De Rouck Ruben, Wille Evy, Gilbert Allison, Vermeersch Nick
AZ Sint Maria Halle, Ziekenhuislaan 100, Halle, 1500, Belgium.
Research Group on Emergency and Disaster Medicine, Vrije Universiteit Brussel, Laarbeeklaan 103, Brussels, 1090, Belgium.
Int J Emerg Med. 2025 Apr 25;18(1):85. doi: 10.1186/s12245-025-00885-5.
Effective patient discharge information (PDI) in emergency departments (EDs) is vital and often more crucial than the diagnosis itself. Patients who are well informed at discharge tend to be more satisfied and experience better health outcomes. The combination of written and verbal instructions tends to improve patient recall. However, creating written discharge materials is both time-consuming and costly. With the emergence of generative artificial intelligence (AI) and large language models (LMMs), there is potential for the efficient production of patient discharge documents. This study aimed to investigate several predefined key performance indicators (KPIs) of AI-generated patient discharge information.

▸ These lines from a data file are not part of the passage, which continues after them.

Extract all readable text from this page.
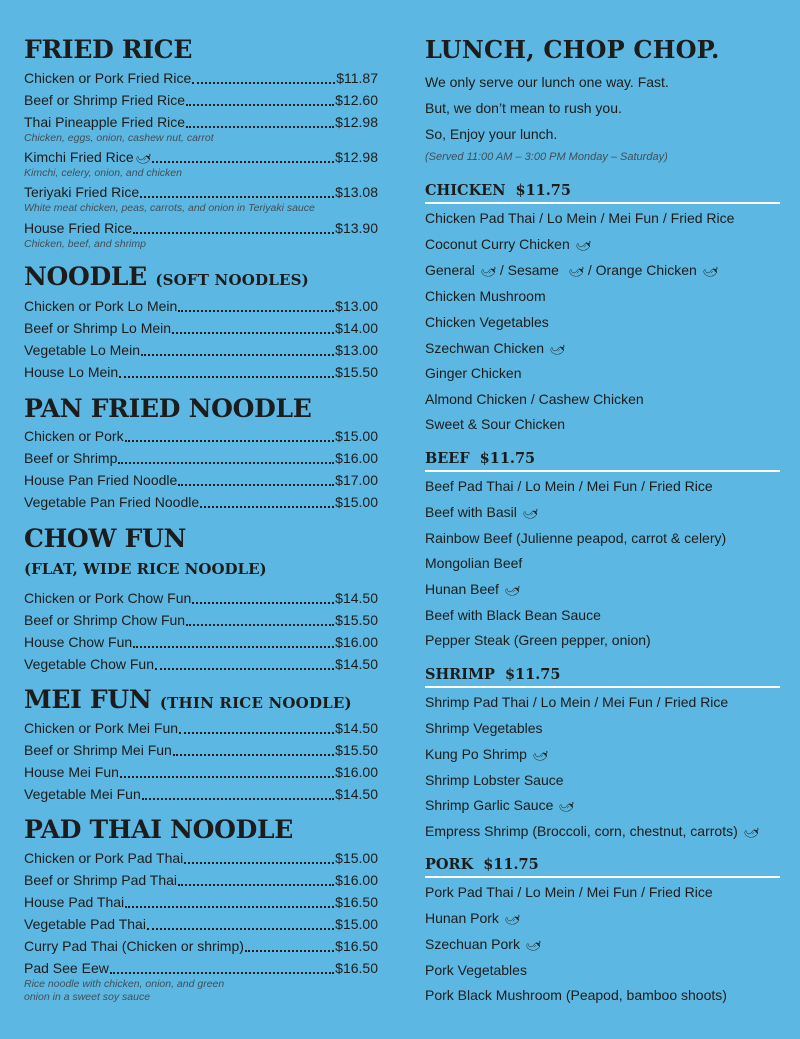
FRIED RICE
Chicken or Pork Fried Rice	$11.87
Beef or Shrimp Fried Rice	$12.60
Thai Pineapple Fried Rice	$12.98
Chicken, eggs, onion, cashew nut, carrot
Kimchi Fried Rice🌶	$12.98
Kimchi, celery, onion, and chicken
Teriyaki Fried Rice	$13.08
White meat chicken, peas, carrots, and onion in Teriyaki sauce
House Fried Rice	$13.90
Chicken, beef, and shrimp
NOODLE (SOFT NOODLES)
Chicken or Pork Lo Mein	$13.00
Beef or Shrimp Lo Mein	$14.00
Vegetable Lo Mein	$13.00
House Lo Mein	$15.50
PAN FRIED NOODLE
Chicken or Pork	$15.00
Beef or Shrimp	$16.00
House Pan Fried Noodle	$17.00
Vegetable Pan Fried Noodle	$15.00
CHOW FUN
(FLAT, WIDE RICE NOODLE)
Chicken or Pork Chow Fun	$14.50
Beef or Shrimp Chow Fun	$15.50
House Chow Fun	$16.00
Vegetable Chow Fun	$14.50
MEI FUN (THIN RICE NOODLE)
Chicken or Pork Mei Fun	$14.50
Beef or Shrimp Mei Fun	$15.50
House Mei Fun	$16.00
Vegetable Mei Fun	$14.50
PAD THAI NOODLE
Chicken or Pork Pad Thai	$15.00
Beef or Shrimp Pad Thai	$16.00
House Pad Thai	$16.50
Vegetable Pad Thai	$15.00
Curry Pad Thai (Chicken or shrimp)	$16.50
Pad See Eew	$16.50
Rice noodle with chicken, onion, and green
onion in a sweet soy sauce
LUNCH, CHOP CHOP.
We only serve our lunch one way. Fast.
But, we don’t mean to rush you.
So, Enjoy your lunch.
(Served 11:00 AM – 3:00 PM Monday – Saturday)
CHICKEN $11.75
Chicken Pad Thai / Lo Mein / Mei Fun / Fried Rice
Coconut Curry Chicken 🌶
General 🌶 / Sesame 🌶 / Orange Chicken 🌶
Chicken Mushroom
Chicken Vegetables
Szechwan Chicken 🌶
Ginger Chicken
Almond Chicken / Cashew Chicken
Sweet & Sour Chicken
BEEF $11.75
Beef Pad Thai / Lo Mein / Mei Fun / Fried Rice
Beef with Basil 🌶
Rainbow Beef (Julienne peapod, carrot & celery)
Mongolian Beef
Hunan Beef 🌶
Beef with Black Bean Sauce
Pepper Steak (Green pepper, onion)
SHRIMP $11.75
Shrimp Pad Thai / Lo Mein / Mei Fun / Fried Rice
Shrimp Vegetables
Kung Po Shrimp 🌶
Shrimp Lobster Sauce
Shrimp Garlic Sauce 🌶
Empress Shrimp (Broccoli, corn, chestnut, carrots) 🌶
PORK $11.75
Pork Pad Thai / Lo Mein / Mei Fun / Fried Rice
Hunan Pork 🌶
Szechuan Pork 🌶
Pork Vegetables
Pork Black Mushroom (Peapod, bamboo shoots)
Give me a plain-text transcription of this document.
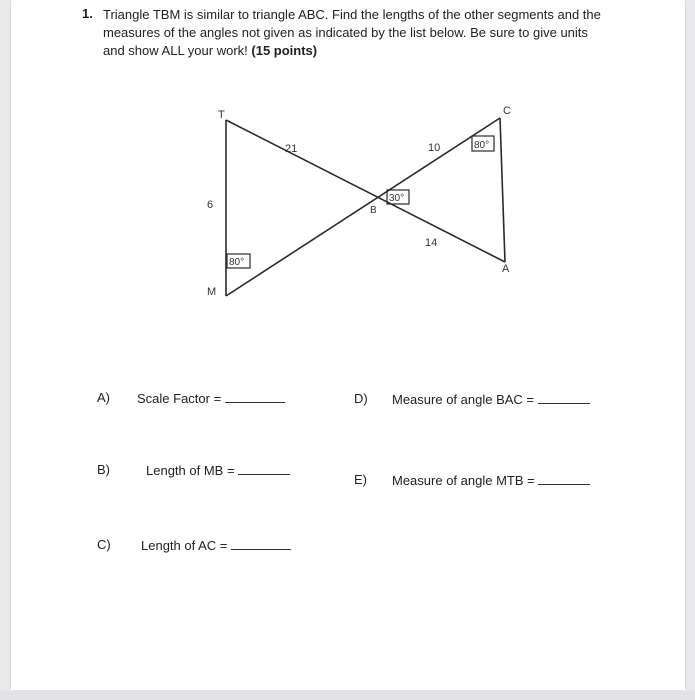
1. Triangle TBM is similar to triangle ABC. Find the lengths of the other segments and the measures of the angles not given as indicated by the list below. Be sure to give units and show ALL your work! (15 points)
T
M
B
C
A
6
21	10
14
80°
30°
80°
A) Scale Factor =
B)	Length of MB =
C) Length of AC =
D) Measure of angle BAC =
E) Measure of angle MTB =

This study focused on three significant patients' complaints in the ED: nonspecific abdominal pain, nonspecific low back pain, and fever in children. To generate the brochures, we used an English query for ChatGPT using the GPT-4 LLM and DeepL software to translate the brochures to Dutch. Five KPIs were defined to assess these PDI brochures: quality, accessibility, clarity, correctness and usability. The brochures were evaluated for each KPI by 8 experienced emergency physicians using a rating scale from 1 (very poor) to 10 (excellent). To quantify the readability of the brochures, frequently used indices were employed: the Flesch Reading Ease, Flesch-Kincaid Grade Level, Simple Measure of Gobbledygook, and Coleman-Liau Index on the translated text.
The brochures generated by ChatGPT/GPT-4 were well received, scoring an average of 7 to 8 out of 10 across all evaluated aspects. However, the results also indicated a need for some revisions to perfect these documents. Readability analysis indicated that brochures require high school- to college-level comprehension, but this is likely an overestimation due to context-specific reasons as well as features inherent to the Dutch language.
Our findings indicate that AI tools such as LLM could represent a new opportunity to quickly produce patient discharge information brochures. However, human review and editing are essential to ensure accurate and reliable information. A follow-up study with more topics and validation in the intended population is necessary to assess their performance.
急诊科有效的患者出院信息(PDI)至关重要,往往比诊断本身更为关键。出院时得到充分信息的患者往往更满意,健康结局也更好。书面和口头指导相结合有助于提高患者的记忆效果。然而,编写出院材料既耗时又昂贵。随着生成式人工智能(AI)和大语言模型(LMMs)的出现,高效生成患者出院文件成为可能。本研究旨在调查人工智能生成的患者出院信息的几个预定义关键绩效指标(KPI)。
本研究聚焦于急诊科患者的三大主要诉求:非特异性腹痛、非特异性腰痛和儿童发热。为生成宣传册,我们使用英语查询ChatGPT,借助GPT-4大语言模型,并使用DeepL软件将宣传册翻译成荷兰语。定义了五个关键绩效指标来评估这些患者出院信息宣传册:质量、可及性、清晰度、正确性和可用性。8名经验丰富的急诊科医生使用从1(非常差)到10(优秀)的评分量表对每个关键绩效指标的宣传册进行评估。为量化宣传册的可读性,采用了常用指标:弗莱什易读性、弗莱什-金凯德年级水平、简单费解度测量和翻译文本的科尔曼-廖指数。
ChatGPT/GPT-4生成的宣传册受到好评,在所有评估方面的平均得分在7到8分之间。然而,结果也表明需要进行一些修订以完善这些文件。可读性分析表明,宣传册需要高中到大学水平的理解能力,但由于特定背景原因以及荷兰语本身的特点,这可能存在高估。
我们的研究结果表明,大语言模型等人工智能工具可能为快速生成患者出院信息宣传册带来新机遇。然而,人工审核和编辑对于确保信息准确可靠至关重要。有必要开展一项涉及更多主题并在目标人群中进行验证的后续研究,以评估它们的性能。